-
The emotional ups and downs of every story form its shape.
-
We can plot these shapes using sentiment analysis, specifically polarity (a measure of how positive or negative the words are in a given window of the story).
-
The purpose of this project is to see what we can learn about how stories work by analyzing their shapes.
-
I web-scraped about 1100 movie scripts from the Internet Movie Script Database.
-
Then, I split each script into equal sized windows, and for each window, took the mean polarity score using TextBlob.
-
Now, each movie is represented at a vector of the sentiments at each point in the movie.
-
When you plot all the movie scripts together, you get... story shape spaghetti, like so:
- My next step was to use K-means clustering to group common story shapes together. But a problem immediately emerged...
-
Because some movies just are happier or sadder than others, movies wind up clustered on their overall average sentiment rather than the actual shape of the story.
-
For this reason, at this point I switch to representing each story as a vector of the differences between the sentiments at each point, rather than the absolute sentiment.
-
Using K-means, four distinct clusters of movies occur.
-
Why four clusters, you might ask? Whenever I chose a number higher than four, the clusters would overlay each other - essentially, wanting to form four clusters even when I tried higher numbers.
- It's fun to see which movies fall into each cluster!

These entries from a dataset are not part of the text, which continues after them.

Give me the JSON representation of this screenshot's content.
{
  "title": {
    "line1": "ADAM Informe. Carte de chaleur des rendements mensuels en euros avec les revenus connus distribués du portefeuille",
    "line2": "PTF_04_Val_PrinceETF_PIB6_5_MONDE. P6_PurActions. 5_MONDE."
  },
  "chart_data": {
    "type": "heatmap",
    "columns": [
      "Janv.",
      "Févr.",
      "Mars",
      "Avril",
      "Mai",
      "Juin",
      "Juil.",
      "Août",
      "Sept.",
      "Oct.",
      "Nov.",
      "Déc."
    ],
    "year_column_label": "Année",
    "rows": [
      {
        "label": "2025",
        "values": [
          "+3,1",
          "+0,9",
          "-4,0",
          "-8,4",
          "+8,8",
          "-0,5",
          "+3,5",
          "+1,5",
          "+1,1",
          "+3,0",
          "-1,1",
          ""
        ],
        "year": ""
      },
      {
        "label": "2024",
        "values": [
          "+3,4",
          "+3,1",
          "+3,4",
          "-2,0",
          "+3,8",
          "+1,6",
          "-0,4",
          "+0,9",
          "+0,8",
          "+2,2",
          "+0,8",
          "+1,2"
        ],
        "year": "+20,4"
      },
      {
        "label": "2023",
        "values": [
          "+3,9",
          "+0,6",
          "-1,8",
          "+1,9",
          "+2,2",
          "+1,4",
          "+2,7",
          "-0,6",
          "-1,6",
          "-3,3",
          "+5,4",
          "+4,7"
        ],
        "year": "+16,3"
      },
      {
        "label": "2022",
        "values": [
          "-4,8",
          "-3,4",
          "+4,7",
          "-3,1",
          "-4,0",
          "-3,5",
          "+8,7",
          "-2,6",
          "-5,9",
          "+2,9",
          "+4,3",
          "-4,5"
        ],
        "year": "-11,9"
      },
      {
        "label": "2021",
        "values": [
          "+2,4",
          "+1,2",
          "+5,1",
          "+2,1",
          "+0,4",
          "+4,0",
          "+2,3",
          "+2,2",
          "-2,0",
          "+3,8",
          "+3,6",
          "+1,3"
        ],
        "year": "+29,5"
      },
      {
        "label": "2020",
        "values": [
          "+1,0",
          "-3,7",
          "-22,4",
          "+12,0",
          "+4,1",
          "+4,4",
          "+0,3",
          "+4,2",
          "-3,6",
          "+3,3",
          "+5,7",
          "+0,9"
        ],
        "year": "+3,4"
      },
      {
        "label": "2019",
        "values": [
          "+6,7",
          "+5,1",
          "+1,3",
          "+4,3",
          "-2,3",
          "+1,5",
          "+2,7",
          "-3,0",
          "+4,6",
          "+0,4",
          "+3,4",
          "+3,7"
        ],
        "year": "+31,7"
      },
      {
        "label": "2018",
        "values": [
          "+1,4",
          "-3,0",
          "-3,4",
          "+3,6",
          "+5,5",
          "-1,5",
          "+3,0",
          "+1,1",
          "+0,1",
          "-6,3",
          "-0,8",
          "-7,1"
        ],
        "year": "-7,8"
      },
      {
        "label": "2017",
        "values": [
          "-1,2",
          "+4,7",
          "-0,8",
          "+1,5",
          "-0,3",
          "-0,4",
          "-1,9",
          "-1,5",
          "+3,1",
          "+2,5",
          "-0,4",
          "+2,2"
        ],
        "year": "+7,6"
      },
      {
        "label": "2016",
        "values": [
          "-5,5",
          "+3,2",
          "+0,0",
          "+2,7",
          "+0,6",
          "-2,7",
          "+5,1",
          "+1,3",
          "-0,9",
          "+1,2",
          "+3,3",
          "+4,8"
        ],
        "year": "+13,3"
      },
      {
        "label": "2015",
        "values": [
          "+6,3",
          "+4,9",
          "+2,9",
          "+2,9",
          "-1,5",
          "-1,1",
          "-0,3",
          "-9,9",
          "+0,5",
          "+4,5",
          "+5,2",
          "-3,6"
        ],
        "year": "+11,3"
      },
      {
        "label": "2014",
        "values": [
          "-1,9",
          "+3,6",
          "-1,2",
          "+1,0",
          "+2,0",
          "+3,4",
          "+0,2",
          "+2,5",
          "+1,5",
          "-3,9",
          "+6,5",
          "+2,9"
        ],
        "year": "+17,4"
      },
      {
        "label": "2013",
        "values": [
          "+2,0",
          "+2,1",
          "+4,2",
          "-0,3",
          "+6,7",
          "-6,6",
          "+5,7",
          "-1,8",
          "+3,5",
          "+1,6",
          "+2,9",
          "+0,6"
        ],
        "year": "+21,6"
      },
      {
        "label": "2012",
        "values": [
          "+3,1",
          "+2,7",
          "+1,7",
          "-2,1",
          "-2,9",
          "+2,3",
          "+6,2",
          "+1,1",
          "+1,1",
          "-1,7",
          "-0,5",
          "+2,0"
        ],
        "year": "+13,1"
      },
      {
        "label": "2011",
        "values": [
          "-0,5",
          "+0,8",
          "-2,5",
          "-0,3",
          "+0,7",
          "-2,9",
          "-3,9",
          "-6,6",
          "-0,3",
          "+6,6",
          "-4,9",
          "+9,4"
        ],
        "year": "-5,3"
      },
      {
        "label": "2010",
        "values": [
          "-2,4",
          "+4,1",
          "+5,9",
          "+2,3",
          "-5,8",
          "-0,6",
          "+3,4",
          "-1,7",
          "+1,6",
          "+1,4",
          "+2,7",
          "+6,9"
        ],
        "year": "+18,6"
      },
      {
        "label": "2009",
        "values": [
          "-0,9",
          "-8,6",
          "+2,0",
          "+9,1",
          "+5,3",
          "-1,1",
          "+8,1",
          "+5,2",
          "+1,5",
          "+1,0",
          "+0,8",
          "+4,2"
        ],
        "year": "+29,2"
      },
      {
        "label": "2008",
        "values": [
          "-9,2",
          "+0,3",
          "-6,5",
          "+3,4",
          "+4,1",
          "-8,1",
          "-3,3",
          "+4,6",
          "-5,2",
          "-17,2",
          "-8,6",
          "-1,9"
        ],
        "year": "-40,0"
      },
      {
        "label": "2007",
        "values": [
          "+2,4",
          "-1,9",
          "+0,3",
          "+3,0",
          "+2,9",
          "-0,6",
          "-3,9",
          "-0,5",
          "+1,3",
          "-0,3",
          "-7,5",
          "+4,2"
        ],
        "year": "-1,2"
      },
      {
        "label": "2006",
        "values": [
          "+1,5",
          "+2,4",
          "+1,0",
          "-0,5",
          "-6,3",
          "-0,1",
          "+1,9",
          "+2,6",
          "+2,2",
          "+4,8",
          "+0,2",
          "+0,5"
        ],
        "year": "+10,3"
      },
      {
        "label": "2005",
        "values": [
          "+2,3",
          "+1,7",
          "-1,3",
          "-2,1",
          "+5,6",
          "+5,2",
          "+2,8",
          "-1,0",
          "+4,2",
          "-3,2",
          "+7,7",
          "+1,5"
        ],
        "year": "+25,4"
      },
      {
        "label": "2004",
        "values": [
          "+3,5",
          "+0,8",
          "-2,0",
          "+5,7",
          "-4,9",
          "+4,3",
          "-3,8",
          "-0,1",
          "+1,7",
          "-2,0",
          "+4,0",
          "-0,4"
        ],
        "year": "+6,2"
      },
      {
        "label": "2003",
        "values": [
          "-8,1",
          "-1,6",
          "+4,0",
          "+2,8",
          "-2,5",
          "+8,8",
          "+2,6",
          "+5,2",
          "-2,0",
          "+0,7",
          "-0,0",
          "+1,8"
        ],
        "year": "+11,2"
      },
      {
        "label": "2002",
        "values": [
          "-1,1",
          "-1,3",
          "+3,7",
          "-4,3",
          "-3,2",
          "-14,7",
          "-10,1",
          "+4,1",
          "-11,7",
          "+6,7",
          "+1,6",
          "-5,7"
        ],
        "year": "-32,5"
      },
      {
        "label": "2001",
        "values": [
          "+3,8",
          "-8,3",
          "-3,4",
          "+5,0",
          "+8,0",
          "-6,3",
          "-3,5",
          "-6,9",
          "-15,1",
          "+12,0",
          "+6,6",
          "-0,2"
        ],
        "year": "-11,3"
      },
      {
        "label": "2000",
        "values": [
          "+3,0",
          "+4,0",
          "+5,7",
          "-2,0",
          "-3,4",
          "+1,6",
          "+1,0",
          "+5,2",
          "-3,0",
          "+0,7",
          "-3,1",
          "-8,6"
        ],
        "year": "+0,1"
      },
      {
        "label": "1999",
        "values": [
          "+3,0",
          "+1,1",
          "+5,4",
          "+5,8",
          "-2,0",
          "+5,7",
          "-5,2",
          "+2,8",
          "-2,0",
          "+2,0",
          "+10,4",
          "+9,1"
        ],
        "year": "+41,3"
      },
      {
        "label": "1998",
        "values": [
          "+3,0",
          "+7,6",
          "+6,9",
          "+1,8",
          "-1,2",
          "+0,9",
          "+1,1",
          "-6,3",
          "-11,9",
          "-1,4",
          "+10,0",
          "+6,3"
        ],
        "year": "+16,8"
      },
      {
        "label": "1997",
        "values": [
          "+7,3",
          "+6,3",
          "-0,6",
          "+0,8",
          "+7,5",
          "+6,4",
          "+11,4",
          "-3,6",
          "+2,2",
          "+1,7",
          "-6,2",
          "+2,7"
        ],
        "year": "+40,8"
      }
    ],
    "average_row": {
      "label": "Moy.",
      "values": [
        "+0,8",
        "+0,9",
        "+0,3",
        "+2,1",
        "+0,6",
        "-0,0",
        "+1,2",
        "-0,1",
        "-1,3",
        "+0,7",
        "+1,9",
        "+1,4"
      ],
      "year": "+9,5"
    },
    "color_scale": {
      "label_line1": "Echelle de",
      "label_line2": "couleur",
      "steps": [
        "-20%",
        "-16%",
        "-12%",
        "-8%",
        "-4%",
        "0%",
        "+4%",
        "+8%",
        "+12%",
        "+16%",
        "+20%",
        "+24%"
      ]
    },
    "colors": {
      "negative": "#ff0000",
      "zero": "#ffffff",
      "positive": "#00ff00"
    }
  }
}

For example, the green cluster that goes sad-happy-sad is Star Wars: The Empire Strikes Back, and the yellow cluster that has some ups and downs but ends happy is Star Wars: Return of the Jedi.
-
Because I used unsupervised learning to form the clusters, I was worried that they weren't "real" - that is, I was only seeing this shapes because I had told the algorithm to cluster, rather than because all the stories in each cluster actually had something in common.
-
So, I started trying to tie the clusters to observable characteristics of the movies.
-
Results were... mixed.
-
Two of the clusters had a statistically significant relationship with box office revenues, two didn't.
-
There were patterns in which clusters tended to have more of each genre (for example, many romances follow the yellow shape). But overall, a chi-squared test on genre and clusters was only marginally statistically significant.
-
Overall, results were not as strong as I had hoped for. Time to keep thinking!
-
Stories tend to follow up-and-down patterns. We do not see any movies that are flat, or even always trending up or always trending down. Every movie has a mix.
-
But the shapes of these patterns are largely unrelated to popularity (as measured by box office) or content (as measured by genre).
-
However, sentiment in one part of the story does seem to be correlated with sentiment in other parts of the story. What else might we be able to do with that?
-
For this part of the analysis, I remove the ending of the story (approximately the final 20%), and use the pattern of sentiment change (i.e. story shape) in the first 80% to predict the ending.
-
The dependent variable is binary: happy (1) or sad (0).
-
Again, it looks at change in sentiment at the end rather than absolute sentiment. (That is, a movie can be fairly bleak, but if it takes an upturn at the end, it counts as a happy ending.)
-
Classes are relatively balanced (about 55% of movies turn upward at the end).
-
Tried both Random Forest and Gradient Boosting model, but performance was similar. Final analysis refers to Random Forest.
-
Baseline models that either always predict a happy ending or predict a happy ending 55% of the time have relatively poor performance in both accuracy and F1 score.
-
Adding other features of the movie such as box office, genre, and release year improve model performance to accuracy in the high 50s and F1 in the low 60s.
-
Finally, adding sentiment from the first 80% of the movie bring both accuracy and F1 up to 70%.
-
I think this is a cool result! It means that we don't have to know anything about the substantive content of a story - just the story's mood - to make a pretty good prediction about how the story is going to end.